Evaluation criteria: intelligence, tools, and usability

Intelligence was measured by reasoning quality, consistency, and the ability to signal uncertainty or ask clarifying questions. Testers tracked whether responses stayed on-brand and avoided hallucinations.

Available tools and features mattered next: web search, file handling, image inputs, and connectors that complete follow-up tasks. Usability checks included admin controls, conversation history, model switching, and prompt standardization.

Defining deep research in real workflows

Deep research is a repeatable workflow: clarify the question, run multiple searches, synthesize findings, and produce a structured report with sources. These reports often take several minutes and include linked references for verification.

Citations, sourcing, and web search reliability

Good citations show linked sources, clear attribution, and fast validation paths. Reviewers flagged risks: outdated pages, low-quality outlets, and mismatched citations that undermine customer trust.
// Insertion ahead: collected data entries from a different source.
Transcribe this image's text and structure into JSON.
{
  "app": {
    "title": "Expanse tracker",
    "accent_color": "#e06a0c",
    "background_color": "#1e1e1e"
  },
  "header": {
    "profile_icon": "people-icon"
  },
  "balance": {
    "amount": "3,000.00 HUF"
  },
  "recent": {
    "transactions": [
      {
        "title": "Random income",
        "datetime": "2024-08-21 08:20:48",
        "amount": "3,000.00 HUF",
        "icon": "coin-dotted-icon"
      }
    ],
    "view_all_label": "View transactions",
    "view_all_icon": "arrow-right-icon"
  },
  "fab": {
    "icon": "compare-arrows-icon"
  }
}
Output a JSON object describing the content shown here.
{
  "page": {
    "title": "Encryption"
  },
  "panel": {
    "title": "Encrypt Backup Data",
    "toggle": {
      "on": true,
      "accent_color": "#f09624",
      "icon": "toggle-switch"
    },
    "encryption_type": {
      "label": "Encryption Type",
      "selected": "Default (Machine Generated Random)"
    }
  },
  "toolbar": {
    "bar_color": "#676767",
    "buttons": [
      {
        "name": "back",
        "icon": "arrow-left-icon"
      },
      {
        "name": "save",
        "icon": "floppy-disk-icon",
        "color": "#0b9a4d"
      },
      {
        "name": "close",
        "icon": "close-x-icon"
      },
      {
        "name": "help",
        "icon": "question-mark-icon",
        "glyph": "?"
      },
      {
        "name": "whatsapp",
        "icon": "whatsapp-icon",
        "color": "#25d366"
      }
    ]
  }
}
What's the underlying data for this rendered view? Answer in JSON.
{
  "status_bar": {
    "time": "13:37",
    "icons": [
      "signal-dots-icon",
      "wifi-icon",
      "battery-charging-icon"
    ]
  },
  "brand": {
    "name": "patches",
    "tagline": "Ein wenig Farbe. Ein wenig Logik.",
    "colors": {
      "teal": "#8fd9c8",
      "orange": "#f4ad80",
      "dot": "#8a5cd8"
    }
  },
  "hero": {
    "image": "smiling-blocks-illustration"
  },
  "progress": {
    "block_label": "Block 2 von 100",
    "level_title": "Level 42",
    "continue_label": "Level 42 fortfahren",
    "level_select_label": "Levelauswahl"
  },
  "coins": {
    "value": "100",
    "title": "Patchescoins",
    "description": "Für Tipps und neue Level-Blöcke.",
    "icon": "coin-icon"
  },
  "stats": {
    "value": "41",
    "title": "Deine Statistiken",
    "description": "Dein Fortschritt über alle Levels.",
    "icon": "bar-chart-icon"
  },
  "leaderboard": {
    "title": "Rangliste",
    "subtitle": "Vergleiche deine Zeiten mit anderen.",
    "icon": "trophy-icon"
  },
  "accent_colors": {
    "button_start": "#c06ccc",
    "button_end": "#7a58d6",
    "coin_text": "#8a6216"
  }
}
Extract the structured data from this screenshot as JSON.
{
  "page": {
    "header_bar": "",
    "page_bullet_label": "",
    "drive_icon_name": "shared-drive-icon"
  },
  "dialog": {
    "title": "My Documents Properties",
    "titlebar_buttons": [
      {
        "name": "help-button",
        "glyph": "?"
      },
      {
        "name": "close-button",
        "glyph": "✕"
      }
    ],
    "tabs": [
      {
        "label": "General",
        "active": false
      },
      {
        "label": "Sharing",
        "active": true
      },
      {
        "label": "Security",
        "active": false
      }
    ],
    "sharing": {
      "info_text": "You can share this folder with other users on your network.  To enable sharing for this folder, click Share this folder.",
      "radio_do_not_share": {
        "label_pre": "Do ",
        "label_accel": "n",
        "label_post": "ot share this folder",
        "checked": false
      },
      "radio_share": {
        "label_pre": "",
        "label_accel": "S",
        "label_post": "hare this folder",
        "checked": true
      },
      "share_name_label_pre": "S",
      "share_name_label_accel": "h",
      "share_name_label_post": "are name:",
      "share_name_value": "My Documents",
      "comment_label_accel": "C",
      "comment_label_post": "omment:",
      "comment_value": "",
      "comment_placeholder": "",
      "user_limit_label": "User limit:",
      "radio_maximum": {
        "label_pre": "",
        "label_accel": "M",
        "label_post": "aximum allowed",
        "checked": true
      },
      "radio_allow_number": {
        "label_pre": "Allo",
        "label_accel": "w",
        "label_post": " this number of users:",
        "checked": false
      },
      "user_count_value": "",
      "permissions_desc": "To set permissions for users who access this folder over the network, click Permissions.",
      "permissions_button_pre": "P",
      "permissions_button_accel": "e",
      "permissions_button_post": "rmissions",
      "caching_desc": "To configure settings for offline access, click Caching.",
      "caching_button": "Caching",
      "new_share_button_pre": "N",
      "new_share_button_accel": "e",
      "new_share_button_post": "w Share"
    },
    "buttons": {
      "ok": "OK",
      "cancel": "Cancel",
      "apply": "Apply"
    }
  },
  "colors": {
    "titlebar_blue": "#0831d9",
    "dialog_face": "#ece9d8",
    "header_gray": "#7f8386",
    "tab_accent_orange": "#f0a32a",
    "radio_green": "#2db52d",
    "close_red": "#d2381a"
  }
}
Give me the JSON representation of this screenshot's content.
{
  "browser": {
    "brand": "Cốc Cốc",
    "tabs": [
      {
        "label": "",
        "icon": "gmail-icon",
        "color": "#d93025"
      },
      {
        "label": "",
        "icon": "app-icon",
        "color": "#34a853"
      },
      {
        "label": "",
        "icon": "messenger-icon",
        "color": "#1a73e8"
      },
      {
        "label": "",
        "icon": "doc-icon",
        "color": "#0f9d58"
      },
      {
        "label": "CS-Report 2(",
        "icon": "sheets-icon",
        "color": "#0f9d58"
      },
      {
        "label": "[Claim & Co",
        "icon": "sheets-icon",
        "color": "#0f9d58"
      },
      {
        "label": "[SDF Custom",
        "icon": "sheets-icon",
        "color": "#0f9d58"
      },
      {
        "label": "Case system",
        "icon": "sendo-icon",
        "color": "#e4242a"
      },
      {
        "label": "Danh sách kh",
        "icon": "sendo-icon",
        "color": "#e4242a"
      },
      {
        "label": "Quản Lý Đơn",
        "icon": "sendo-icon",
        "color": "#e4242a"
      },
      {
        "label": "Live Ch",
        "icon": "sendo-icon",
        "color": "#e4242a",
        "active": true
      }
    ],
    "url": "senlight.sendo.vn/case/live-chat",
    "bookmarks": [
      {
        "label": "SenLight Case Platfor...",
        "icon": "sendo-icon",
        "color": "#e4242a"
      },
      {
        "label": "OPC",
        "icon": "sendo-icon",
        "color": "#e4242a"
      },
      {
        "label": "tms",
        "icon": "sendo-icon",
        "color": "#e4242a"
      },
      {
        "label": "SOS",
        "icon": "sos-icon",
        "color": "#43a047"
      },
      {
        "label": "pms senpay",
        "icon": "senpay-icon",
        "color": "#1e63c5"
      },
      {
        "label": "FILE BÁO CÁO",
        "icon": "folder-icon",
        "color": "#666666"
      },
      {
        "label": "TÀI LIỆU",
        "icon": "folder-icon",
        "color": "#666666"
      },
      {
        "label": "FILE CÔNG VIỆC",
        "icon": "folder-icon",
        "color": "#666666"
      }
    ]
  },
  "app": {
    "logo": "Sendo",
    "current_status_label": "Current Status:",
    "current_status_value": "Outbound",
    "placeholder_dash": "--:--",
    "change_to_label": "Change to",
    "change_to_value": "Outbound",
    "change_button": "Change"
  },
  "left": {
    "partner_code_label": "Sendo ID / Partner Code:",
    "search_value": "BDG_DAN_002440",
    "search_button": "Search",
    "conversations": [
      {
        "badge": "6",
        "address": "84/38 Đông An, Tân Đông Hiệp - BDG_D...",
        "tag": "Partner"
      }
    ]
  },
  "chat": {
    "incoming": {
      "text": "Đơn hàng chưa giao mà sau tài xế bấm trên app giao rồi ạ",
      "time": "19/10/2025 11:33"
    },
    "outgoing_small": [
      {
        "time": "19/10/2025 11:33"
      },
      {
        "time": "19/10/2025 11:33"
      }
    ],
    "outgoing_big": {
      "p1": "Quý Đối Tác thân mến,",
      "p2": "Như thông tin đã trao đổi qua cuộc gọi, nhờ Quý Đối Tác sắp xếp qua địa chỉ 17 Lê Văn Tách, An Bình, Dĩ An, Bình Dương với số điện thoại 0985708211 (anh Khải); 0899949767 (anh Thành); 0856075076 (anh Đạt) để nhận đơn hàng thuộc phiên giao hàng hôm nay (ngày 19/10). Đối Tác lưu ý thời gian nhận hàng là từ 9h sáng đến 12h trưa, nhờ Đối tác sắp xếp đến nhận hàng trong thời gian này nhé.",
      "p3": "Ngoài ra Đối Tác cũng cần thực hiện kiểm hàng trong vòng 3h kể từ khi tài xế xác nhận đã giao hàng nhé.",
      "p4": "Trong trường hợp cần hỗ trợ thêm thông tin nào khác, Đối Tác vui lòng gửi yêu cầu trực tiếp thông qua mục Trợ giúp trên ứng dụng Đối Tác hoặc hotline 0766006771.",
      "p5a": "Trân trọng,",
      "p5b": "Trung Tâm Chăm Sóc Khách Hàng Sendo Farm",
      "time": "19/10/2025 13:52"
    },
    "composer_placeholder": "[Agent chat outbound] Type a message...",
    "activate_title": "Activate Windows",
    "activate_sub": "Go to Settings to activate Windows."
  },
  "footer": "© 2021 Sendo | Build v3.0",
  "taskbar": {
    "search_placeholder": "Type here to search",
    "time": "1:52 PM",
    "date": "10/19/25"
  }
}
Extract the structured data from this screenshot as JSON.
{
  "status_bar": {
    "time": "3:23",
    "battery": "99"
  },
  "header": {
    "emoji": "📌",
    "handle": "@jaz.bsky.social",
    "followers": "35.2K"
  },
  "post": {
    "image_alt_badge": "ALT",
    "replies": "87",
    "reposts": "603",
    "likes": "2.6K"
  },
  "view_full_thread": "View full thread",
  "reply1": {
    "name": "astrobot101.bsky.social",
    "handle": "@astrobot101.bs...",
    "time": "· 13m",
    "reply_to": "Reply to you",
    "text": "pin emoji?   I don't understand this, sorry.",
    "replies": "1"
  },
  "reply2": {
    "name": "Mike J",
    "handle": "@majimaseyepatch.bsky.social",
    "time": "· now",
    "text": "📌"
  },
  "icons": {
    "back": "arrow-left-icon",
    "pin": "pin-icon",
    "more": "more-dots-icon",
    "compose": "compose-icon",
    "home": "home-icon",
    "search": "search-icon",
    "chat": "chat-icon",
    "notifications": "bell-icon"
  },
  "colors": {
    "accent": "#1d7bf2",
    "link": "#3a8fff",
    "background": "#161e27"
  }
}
  • Testing lens: reliability and controllability for customer and internal work.
  • What to expect: structured reports, linked sources, and transparent reasoning.
  • Rollout needs: admin controls, sharing, and prompt templates to cut time-to-value.
CriterionWhat reviewers measuredBusiness impact
Models & reasoningAccuracy, consistency, uncertainty signalsLower escalations, trust
Tools & web searchSearch quality, file and image supportFaster answers, validated data
Usability & controlAdmin, history, prompt standardizationSmoother rollout, reduced vendor risk

AI chatbots for the best overall customer engagement platform fit

For teams that need wide coverage across support, content, and internal workflows, one platform often fits best.

ChatGPT: broad coverage and practical strengths

ChatGPT is widely seen as the best chatbot for general business use. It combines Deep Research for sourced reports and an Agent mode that runs multi-step tasks across apps.

Where it can be uneven

Deep research improves policy checks and competitive comparisons by surfacing sourced information. Still, citation reliability on the open web can be uneven. Teams should verify any customer-facing answers before publishing.

Pricing, procurement, and practical guidance

Use internal documents when possible to reduce hallucinations. Reserve web search for current news or external context and cross-check sources.

  • Platform fit: reduces training and speeds adoption.
  • Agent mode: automates tasks but needs human oversight.
  • Procurement: free plan for pilots; Plus from $20/month for higher limits.
FeatureStrengthNote
Deep ResearchSourced reportsBest for high-stakes info
Agent modeTask executionHuman handoff recommended
Model accessBroad capabilitiesPaid tier boosts limits

ChatGPT for deep research, image generation, and multi-step tasks

Combining long-form research outputs with task automation changes how teams escalate and resolve customer issues. ChatGPT offers a Deep Research mode for sourced reports, plus an Agent mode that can run multi-step tasks inside a virtualized environment with a human handoff option.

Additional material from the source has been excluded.